Отметим и внешние факторы. США в период «холодной войны» сделали Израиль своим союзником в борьбе против левых, просоветских сил. Израильские лидеры воспользовались этим, полагая, что тем самым у них есть свобода рук по отношению к арабам – ведь для американцев наличие стратегического союзника важнее, чем судьба каких–то палестинцев, Америка всегда будет на стороне Израиля. Сейчас это все позади, но вырисовывается новая конфронтация: США противостоят Ирану и поддерживаемым им радикальным организациям Хизбалла и ХАМАС, и при этом новом раскладе сил в регионе ХАМАС оказывается в иранском лагере, а ФАТХ, побитый и униженный исламистами – в одном лагере с Америкой и Израилем.. Палестинцы расколоты и парализованы, и у израильских лидеров вновь возникла надежда на то, что точно так же, как Израиль был нужен американцам для противостояния СССР и его союзникам, теперь он необходим Вашингтону для отпора «иранской экспансии», и США волей–неволей будут его поддерживать, а следовательно, нет нужды форсировать процесс создания палестинского государства.

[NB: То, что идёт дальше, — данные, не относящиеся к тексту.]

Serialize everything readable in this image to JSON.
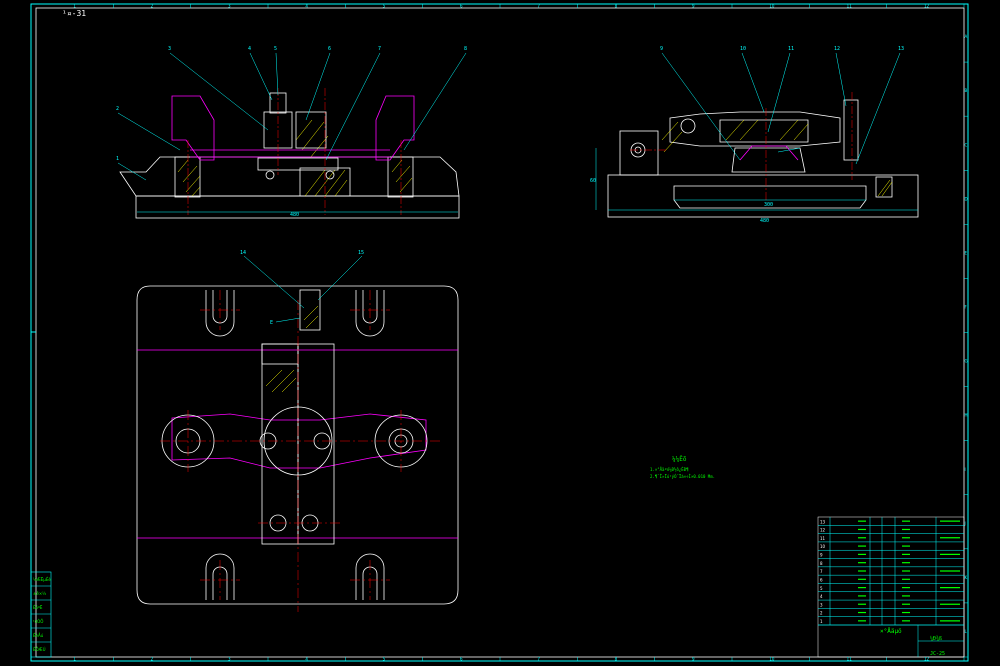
{
  "sheet": {
    "tag": "¹¤-31",
    "border_color": "#ffffff",
    "frame_color": "#00ffff",
    "top_ruler": [
      "1",
      "2",
      "3",
      "4",
      "5",
      "6",
      "7",
      "8",
      "9",
      "10",
      "11",
      "12"
    ],
    "side_ruler": [
      "A",
      "B",
      "C",
      "D",
      "E",
      "F",
      "G",
      "H",
      "I",
      "J",
      "K",
      "L"
    ]
  },
  "colors": {
    "outline": "#ffffff",
    "center_line": "#ff0000",
    "hidden_line": "#ff00ff",
    "leader": "#00ffff",
    "hatch": "#ffff00",
    "text": "#00ff00"
  },
  "front_view": {
    "balloons": [
      "3",
      "4",
      "5",
      "6",
      "7",
      "8",
      "2",
      "1"
    ],
    "dimension": "480"
  },
  "side_view": {
    "balloons": [
      "9",
      "10",
      "11",
      "12",
      "13"
    ],
    "dimensions": [
      "300",
      "480",
      "60"
    ]
  },
  "top_view": {
    "balloons": [
      "14",
      "15",
      "E"
    ]
  },
  "notes": {
    "title": "¼¼Êõ",
    "lines": [
      "1.×°Åäºó¼Ð½ô¿ÉÐ¶",
      "2.¶¨Î»Ïú¹ýÓ¯Ïà×÷Ì×0.010 Mm."
    ]
  },
  "title_block": {
    "rows": [
      "13",
      "12",
      "11",
      "10",
      "9",
      "8",
      "7",
      "6",
      "5",
      "4",
      "3",
      "2",
      "1"
    ],
    "drawing_title": "×°Åäµö",
    "name": "¼Ð¾ß",
    "code": "JC-25",
    "side_stamps": [
      "¼ÆËµÉè",
      "±ê×¼",
      "ÉóºË",
      "¹¤ÒÕ",
      "ÉèÅú",
      "ÈÕÆÚ"
    ]
  }
}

Наконец – еще один важный момент. На первом этапе существования Израиля сионизм был по преимуществу светским движением, и ему противостояло тоже в основном секулярное движение арабских националистов во главе с Арафатом. Теперь все не так. В Израиле набирает силу религиозный компонент сионизма, а среди палестинцев растет влияние ХАМАСа, исламистского движения,  принципиально отрицающего возможность существования еврейского государства, исходя из религиозных установок. Таким образом, в обоих лагерях стал доминировать религиозный элемент, что делает сближение их позиций  в высшей степени затруднительным, если вообще возможным. Когда израильтяне слышат, что ХАМАС не имеет ни малейшего намерения отказаться от идеи создания единой арабской исламской Палестины, причем евреям будет предложено « возвращаться в Германию или куда–нибудь еще – нет ничего удивительного в том, что среди них крепнет убеждение в необходимости «стоять насмерть» , и концепция «земля в обмен на мир»  объявляется устаревшей.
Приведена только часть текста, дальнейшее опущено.